Tirmizi [68]'nin rivayetinde Abis bin Rabia şöyle dedi: "Mü'minlerin annesi  Hz. Âişe (r.a)'ye :

"Resulullah (a.s) kurban etlerinden (üç günden fazla yemeyi) men eder miydi?" diye sordum. Hz. Âişe (r.a);

"Hayır! Fakat ahalisinden kurban kesen azdı ve bu yüzden kurban kes-meyenleri yedirmek istemişti. Nitekim biz, hayvanın paçalarını kaldırır ve on gün sonra yerdik," dedi."

Nesai [69] birinci hadisi rivayet etmiştir.

Nesâi [70]'nin diğer bir rivayetinde Abis bin Rabi'a şöyle dedi: "Hz. Âişe (r.a)'ye kurban etlerinden sordum. O da:                   

"Biz, paçaları Resulullah (a.s) için bir ay sakladık da, Resulullah (a.s) sonra onu yedi," diye cevap verdi."                              

Buhari [71]'nin Amrete bin Abdurrahman (r.a)'dan rivayetinde Hz.

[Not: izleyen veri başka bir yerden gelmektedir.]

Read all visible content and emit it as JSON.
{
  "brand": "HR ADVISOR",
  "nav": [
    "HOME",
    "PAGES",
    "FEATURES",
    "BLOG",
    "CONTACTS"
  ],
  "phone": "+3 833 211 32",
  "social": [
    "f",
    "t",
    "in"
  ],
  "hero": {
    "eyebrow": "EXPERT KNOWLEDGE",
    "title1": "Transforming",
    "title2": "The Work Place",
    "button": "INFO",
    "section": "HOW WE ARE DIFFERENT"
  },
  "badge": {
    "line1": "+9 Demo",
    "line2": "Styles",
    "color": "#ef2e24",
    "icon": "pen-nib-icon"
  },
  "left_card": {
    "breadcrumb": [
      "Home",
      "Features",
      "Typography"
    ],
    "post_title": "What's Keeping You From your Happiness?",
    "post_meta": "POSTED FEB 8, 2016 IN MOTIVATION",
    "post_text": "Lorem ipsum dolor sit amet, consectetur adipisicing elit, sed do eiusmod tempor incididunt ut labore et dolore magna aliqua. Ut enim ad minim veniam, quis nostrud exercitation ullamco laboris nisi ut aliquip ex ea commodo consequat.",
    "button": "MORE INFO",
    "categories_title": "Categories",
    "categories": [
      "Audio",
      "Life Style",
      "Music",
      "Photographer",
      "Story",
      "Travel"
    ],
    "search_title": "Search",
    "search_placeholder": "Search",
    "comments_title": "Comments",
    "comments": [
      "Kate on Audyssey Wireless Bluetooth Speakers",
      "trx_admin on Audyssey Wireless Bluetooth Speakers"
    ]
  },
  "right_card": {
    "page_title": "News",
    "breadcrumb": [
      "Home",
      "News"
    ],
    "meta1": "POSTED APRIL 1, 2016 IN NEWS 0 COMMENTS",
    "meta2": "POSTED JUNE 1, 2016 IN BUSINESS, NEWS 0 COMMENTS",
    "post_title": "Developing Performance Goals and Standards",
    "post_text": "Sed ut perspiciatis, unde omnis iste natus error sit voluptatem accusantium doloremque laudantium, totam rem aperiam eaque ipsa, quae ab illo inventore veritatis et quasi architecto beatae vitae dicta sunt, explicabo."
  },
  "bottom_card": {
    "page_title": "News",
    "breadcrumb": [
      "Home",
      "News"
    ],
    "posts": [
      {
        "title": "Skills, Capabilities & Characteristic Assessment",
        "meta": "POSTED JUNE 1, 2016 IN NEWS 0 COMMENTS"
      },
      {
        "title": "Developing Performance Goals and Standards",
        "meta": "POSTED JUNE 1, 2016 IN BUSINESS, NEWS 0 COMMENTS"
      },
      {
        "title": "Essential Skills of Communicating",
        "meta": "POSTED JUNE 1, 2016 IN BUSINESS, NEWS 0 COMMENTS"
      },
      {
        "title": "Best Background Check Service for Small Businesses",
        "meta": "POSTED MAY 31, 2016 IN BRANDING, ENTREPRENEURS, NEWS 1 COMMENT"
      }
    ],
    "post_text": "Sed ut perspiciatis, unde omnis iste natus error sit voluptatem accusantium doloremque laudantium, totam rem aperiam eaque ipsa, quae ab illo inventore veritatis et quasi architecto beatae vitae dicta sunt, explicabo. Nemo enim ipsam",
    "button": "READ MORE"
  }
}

Âişe (r.a) şöyle demiştir:

"Biz, Medine'de kurban etini tuzlar, Hz. Peygamber (a.s)'e sunardık. Hz. Peygamber (a.s):

"Üç günün dışında (kurban etlerini) yemeyiniz. Ve o azimet değildir," dedi. Fakat bize yedirmek istedi, en iyisini Allah bilir."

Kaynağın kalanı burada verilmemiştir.